You can think of the threshold as the bar a category has to clear before VTC will commit to a label:

  • Lower threshold → easier to clear → VTC labels more segments. Good if you don't want to miss anything (high recall), but you'll get more wrong labels too.
  • Higher threshold → harder to clear → VTC labels fewer segments, but the ones it does label are more likely to be correct (high precision).

There is no universally best threshold, the right value depends on whether you care more about avoiding misses (favouring lower thresholds) or avoiding false alarms (favouring higher thresholds).


Built-in threshold sets

VTC ships with two pre-tuned threshold sets. The default balances recall and precision; the high-precision set favours fewer wrong labels at the cost of missing more speech.

Threshold set File When to use it
Balanced (default) thresholds/f1.toml General use — maximises overall F1 (a balance of recall and precision).
High precision thresholds/hp.toml When you would rather miss some speech than risk introducing false detections.

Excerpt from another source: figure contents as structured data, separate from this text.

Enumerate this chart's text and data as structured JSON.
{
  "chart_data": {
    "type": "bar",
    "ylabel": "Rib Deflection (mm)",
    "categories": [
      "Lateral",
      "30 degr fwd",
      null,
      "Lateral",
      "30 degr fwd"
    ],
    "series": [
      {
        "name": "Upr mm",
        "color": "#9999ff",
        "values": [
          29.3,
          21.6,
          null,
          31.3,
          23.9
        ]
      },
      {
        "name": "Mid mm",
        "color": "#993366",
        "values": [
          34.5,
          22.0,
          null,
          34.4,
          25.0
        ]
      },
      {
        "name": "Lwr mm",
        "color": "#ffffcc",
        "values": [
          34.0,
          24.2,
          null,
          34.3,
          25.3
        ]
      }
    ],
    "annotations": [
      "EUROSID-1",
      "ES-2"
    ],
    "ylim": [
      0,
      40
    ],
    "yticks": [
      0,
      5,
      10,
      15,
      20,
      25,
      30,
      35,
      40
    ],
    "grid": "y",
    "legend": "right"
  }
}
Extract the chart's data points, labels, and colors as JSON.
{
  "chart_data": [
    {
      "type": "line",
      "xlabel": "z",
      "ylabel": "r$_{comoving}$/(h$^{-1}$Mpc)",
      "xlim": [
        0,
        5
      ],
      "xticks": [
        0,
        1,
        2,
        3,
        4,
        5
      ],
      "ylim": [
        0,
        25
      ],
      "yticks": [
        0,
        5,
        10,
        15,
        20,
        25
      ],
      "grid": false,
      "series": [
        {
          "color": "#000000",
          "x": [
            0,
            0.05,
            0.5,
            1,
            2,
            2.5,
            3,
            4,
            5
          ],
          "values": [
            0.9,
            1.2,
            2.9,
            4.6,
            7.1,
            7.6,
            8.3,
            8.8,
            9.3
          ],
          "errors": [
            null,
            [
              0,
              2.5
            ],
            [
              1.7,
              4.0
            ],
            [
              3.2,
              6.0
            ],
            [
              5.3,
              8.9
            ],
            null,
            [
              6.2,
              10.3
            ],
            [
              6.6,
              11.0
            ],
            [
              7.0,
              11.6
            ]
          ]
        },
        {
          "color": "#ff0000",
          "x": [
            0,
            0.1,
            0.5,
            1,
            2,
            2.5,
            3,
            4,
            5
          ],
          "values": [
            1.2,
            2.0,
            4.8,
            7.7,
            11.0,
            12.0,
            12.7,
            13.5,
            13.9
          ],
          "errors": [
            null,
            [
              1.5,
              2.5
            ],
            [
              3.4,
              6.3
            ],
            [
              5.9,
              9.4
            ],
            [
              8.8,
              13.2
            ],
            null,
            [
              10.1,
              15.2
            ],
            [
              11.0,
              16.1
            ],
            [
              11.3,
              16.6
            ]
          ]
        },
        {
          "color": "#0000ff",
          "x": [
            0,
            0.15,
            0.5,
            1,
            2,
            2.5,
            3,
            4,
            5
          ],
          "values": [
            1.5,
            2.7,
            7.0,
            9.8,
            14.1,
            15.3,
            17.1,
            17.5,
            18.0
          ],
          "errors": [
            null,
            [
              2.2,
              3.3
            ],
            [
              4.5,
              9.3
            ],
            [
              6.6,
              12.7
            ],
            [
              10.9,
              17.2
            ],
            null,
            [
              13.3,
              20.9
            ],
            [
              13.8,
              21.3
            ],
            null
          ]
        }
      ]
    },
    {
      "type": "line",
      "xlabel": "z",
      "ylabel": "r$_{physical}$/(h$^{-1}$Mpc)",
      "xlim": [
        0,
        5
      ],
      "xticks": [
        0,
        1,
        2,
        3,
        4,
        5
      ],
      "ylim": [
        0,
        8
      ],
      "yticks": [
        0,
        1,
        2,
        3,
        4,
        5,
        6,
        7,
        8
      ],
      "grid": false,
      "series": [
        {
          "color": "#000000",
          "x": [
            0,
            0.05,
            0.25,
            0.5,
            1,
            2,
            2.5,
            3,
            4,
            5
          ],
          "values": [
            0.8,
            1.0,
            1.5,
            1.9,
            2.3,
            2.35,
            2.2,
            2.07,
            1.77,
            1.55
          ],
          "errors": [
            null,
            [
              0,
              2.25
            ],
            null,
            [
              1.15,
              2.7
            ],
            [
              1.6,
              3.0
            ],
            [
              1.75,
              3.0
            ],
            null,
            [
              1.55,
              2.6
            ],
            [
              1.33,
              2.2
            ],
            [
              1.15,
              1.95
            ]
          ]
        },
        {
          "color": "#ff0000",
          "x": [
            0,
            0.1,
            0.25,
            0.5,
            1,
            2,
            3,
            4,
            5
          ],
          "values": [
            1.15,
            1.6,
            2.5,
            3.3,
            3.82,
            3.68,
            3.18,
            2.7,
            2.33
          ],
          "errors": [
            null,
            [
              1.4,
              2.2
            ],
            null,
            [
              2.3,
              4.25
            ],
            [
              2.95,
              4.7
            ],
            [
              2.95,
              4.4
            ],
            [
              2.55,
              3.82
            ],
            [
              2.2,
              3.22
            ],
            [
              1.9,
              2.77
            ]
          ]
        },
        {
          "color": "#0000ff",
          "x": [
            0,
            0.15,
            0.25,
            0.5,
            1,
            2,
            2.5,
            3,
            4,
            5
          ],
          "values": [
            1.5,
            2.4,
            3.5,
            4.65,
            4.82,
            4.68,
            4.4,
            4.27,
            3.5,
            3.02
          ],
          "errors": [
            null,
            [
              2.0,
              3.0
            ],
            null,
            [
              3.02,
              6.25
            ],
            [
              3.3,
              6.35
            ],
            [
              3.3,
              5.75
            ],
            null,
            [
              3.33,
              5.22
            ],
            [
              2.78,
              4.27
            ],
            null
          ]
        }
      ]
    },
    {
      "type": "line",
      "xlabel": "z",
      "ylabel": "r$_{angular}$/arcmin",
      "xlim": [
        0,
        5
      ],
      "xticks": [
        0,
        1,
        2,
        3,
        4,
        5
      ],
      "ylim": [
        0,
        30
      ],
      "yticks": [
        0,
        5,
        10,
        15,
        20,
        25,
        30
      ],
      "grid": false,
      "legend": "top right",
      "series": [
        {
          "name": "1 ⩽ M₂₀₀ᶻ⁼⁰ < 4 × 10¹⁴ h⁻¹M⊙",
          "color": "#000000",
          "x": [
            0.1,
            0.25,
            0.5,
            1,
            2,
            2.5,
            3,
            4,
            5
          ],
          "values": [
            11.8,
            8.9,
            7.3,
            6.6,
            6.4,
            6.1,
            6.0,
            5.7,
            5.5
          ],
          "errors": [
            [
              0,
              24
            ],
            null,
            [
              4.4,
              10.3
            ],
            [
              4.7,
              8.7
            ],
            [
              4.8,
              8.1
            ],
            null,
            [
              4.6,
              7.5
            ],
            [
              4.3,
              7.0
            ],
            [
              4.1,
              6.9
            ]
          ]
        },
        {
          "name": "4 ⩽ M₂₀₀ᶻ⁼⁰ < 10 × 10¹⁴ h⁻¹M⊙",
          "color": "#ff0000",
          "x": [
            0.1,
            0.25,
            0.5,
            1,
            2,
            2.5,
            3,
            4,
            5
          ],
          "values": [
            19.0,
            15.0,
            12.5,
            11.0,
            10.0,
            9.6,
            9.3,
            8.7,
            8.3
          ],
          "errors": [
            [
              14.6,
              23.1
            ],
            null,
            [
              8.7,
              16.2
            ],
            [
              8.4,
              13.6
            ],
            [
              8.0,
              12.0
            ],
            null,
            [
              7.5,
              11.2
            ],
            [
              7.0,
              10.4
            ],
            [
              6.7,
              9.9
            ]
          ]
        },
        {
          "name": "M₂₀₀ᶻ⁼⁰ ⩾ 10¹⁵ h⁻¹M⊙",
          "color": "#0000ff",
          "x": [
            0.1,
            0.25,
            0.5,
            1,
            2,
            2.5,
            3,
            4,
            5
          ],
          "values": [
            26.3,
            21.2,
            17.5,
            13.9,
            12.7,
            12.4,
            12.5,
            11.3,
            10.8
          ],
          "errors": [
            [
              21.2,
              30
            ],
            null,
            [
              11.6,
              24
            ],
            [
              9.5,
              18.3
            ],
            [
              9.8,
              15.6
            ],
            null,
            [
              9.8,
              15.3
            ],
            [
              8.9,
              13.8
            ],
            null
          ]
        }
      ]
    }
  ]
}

Both threshold sets were tuned on the BabyTrain-2025 validation set. The balanced set is selected automatically; to use the high-precision set, add the --high_precision flag, or pass the file directly with --thresholds:

uv run scripts/infer.py      \
    --wavs <audio_folder>    \
    --output <output_folder> \
    --high_precision \
    --device cpu

Try it interactively

The widget below lets you move each threshold up and down and watch the effect on overall accuracy in real time. This is the easiest way to build intuition for what thresholds do.

Drag each slider, or click directly on a chart, to set the decision threshold for each category. The macro-F1 number at the top updates live as you tune.

What the curves show

Each curve traces how the F1 score for one category changes as you sweep its threshold from 0 to 1. The peak of each curve is the value that maximises that category's F1 in isolation; the default f1.toml thresholds correspond to those peaks.


Technical Reference

Implementation details for engineers tuning their own thresholds.

Custom threshold files

To use your own thresholds, create a file custom.toml following the TOML specification and pass it to the inference script with --thresholds:

uv run scripts/infer.py      \
    --wavs <audio_folder>    \
    --output <output_folder> \
    --thresholds thresholds/custom.toml \
    --device cpu

Threshold tuning workflow

To re-tune thresholds on your own annotated data:

  1. Run inference on your validation set with --save_logits to dump per-frame model scores.
  2. Run the tuning pipeline (a per-class grid search) against your reference RTTM annotations.
  3. The pipeline emits the per-class thresholds maximising your chosen objective (default: macro-F1).

Per-class independence

Each class's threshold is optimised independently — the search does not jointly account for cross-class trade-offs.